Peljovich, a spicy, gregarious grandfather, emigrated from Cuba in 1959 and made a circuitous path to Atlanta to put his stamp on well-healed homes and businesses. He and his business manager wife, Lidia, have an inspiring success story with Arts-N-Laminates.


Jaffe: How did you end up in Atlanta?

Israel: The short answer is I followed Lidia (also from Cuba), who eventually became my bride and is related to the Atlanta Kresses, Birnbrey and Saul families. The longer answer is, at 19, I was working for Fidel Castro designing roads and bridges. I donated my salary to his revolution. Then I opened my eyes and supported the counterrevolution (am still waiting).

I then left for a kibbutz for Latin Americans in the Negev for two years, then to Be’er Sheva, where I was a translator for Irish people in the yarn business. My parents, who were in the schmatta business in Cuba, followed me to Israel. I immigrated to New York in 1961. While there, I ran a fudge and taffy business both in the city and in Cape Cod. Soon after, we married and moved to Atlanta, where my hobby became a profession.

Lidia and Israel Peljovich’s recent projects include the restoration of 500-year-old synagogue doors from Spain.
Israel Peljovich.

 

Jaffe: How do you win the bids on so many Jewish homes’ decor?

Israel: A lot of positive word of mouth keeps us busy. I also have a tight relationship with quality home builders like Zvi Bekerman. We give a fair price, and people know that. By the way, we just did a 14-foot island for a local home.

 

Jaffe: Do you create for projects outside the residential realm?

Israel: We also do commercial jobs, like the Falcons’ on-air commentary desk, Turner’s pavilion at the Atlanta Olympics and even synagogues. Note these restored 500-year-old carved doors from Spain. We have done work for B’nai Torah, Or VeShalom and more recently Ahavath Achim’s meeting rooms. I also designed and crafted the interior of a church in St. Louis here and shipped it to Missouri.

 

Jaffe: What happens in your studio/workshop?

Israel: We are off Peachtree Industrial Boulevard inside 285. I have several master craftsmen, some of whom I trained, working on quality products. We order the raw wood which you see here in oak, maple, zebra, poplar, purple and walnut, and it ends up smooth as glass.

 

Jaffe: Do you ever return to Cuba?

Lidia: We have been several times, but I no longer identify with them. We eat Cuban food, dance the dances and play dominos. It stops there. I am thankful we made it here as true Americans.

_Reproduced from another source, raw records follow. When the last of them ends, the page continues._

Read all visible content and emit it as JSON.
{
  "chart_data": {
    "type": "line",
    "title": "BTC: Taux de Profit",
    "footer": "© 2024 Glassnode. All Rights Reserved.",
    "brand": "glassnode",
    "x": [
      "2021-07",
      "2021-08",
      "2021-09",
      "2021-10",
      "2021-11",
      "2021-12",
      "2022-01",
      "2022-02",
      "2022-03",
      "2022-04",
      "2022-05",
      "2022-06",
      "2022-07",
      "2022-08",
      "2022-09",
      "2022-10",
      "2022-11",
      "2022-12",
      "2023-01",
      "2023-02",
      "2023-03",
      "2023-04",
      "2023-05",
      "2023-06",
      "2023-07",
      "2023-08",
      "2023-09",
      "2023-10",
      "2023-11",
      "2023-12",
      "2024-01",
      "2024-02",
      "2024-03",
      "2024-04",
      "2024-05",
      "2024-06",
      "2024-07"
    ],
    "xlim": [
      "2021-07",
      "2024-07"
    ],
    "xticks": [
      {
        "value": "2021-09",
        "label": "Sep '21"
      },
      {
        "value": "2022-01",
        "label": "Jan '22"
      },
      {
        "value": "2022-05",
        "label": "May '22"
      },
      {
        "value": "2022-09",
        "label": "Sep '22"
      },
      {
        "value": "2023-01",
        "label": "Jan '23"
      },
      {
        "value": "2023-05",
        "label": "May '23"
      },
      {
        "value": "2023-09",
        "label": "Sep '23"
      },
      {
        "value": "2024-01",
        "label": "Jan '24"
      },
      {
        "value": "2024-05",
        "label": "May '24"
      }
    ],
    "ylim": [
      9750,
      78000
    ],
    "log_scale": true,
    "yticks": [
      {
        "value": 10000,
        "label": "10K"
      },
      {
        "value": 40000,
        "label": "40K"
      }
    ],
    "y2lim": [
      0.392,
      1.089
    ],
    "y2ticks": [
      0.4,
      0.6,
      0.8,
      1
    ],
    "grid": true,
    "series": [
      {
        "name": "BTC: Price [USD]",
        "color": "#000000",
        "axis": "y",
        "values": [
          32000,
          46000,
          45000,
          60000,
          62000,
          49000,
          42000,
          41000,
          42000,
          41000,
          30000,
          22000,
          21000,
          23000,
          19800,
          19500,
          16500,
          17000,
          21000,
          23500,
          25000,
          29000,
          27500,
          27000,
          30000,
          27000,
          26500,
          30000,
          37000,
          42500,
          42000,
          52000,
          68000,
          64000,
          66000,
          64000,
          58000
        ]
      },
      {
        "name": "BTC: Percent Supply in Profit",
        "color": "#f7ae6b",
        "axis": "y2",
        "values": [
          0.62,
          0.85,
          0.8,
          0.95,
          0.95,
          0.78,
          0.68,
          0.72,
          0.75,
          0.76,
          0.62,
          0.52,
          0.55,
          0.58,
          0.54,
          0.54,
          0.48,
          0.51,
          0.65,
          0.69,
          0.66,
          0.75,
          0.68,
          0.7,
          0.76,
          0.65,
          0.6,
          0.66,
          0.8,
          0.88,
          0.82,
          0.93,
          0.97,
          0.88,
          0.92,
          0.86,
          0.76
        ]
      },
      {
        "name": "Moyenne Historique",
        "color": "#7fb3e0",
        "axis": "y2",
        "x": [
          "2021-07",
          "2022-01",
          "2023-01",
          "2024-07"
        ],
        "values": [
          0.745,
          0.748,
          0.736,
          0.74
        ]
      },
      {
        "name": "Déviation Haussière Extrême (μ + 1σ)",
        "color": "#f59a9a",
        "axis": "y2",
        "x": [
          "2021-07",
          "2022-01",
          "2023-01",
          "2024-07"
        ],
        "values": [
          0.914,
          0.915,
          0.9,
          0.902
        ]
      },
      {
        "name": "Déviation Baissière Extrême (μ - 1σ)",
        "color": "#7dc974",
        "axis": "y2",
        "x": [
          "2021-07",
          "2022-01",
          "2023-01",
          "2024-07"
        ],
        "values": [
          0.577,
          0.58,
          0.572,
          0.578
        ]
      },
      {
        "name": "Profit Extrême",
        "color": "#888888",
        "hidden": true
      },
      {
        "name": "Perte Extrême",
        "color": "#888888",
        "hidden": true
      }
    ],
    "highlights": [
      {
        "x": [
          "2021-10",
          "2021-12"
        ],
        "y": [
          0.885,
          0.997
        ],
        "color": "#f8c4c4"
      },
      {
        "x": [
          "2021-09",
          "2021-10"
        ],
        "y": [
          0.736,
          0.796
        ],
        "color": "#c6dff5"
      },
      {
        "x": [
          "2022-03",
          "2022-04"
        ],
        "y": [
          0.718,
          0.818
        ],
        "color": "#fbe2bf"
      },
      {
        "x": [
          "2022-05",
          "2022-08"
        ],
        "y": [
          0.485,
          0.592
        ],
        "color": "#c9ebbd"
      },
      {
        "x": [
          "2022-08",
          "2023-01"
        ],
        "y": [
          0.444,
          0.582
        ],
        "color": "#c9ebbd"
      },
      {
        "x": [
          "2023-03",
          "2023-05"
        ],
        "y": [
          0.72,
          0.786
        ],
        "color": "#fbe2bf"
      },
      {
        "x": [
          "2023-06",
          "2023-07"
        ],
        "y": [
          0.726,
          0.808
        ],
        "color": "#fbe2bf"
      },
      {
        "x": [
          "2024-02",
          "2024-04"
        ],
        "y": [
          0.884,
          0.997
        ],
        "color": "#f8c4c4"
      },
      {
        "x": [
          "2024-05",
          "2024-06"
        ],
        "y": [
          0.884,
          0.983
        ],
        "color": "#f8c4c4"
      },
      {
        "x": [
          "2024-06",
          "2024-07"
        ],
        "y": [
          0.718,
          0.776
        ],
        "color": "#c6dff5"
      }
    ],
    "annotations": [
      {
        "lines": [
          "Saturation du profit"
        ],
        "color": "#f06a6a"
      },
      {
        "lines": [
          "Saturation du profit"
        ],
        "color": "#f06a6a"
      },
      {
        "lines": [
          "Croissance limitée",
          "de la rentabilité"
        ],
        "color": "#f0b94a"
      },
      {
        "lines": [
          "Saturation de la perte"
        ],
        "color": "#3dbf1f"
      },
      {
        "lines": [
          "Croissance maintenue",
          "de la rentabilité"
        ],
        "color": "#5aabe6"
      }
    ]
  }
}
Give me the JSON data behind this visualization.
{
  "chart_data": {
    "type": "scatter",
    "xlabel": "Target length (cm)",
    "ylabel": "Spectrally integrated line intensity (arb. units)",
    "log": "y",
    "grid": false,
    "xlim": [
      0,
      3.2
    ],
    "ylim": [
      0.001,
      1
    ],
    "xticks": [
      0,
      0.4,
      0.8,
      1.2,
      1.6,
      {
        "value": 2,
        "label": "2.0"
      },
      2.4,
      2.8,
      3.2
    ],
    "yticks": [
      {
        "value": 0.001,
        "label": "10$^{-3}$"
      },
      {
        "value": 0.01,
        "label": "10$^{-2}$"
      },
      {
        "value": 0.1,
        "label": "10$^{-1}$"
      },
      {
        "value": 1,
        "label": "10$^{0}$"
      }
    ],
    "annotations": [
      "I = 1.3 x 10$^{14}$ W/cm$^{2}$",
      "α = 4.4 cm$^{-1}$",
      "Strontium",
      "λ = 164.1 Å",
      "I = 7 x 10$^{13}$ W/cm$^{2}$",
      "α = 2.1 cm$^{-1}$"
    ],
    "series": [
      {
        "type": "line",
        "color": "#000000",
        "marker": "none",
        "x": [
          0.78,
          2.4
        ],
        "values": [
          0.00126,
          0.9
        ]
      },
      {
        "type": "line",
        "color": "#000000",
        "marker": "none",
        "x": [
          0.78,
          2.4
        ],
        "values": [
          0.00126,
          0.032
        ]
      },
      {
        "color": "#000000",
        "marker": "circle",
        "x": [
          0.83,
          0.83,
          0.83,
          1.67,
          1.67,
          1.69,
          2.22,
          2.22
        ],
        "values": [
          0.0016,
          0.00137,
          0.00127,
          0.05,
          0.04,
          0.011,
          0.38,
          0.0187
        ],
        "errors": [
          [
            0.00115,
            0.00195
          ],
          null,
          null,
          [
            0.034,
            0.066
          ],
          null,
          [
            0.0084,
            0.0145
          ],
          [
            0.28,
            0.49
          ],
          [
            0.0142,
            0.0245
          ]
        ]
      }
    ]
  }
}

Israel: Today, I don’t see that opening trade with Cuba will give much help to the average Cuban. The government takes 51 percent off the top from one’s business. I know someone who owns a jewelry store there. Whatever he sells, more than half the profit goes straight to the government.

Lidia and Israel Peljovich’s recent projects include the restoration of 500-year-old synagogue doors from Spain.
Lidia and Israel Peljovich’s recent projects include the restoration of 500-year-old synagogue doors from Spain.

 

Jaffe: What do you do for leisure?

Israel: I treat myself by driving an original steel 1929 Model A Ford, which has been completely restored.

Lidia: We have wonderful children and grandchildren. Interestingly, my sons are both engineers. One designs airports and is based in Baltimore, Md. The other owns a commercial general contracting company.

 

Jaffe: So, Lidia, what’s your role here?

Lidia: I’m the business manager. But more importantly, I keep him in line.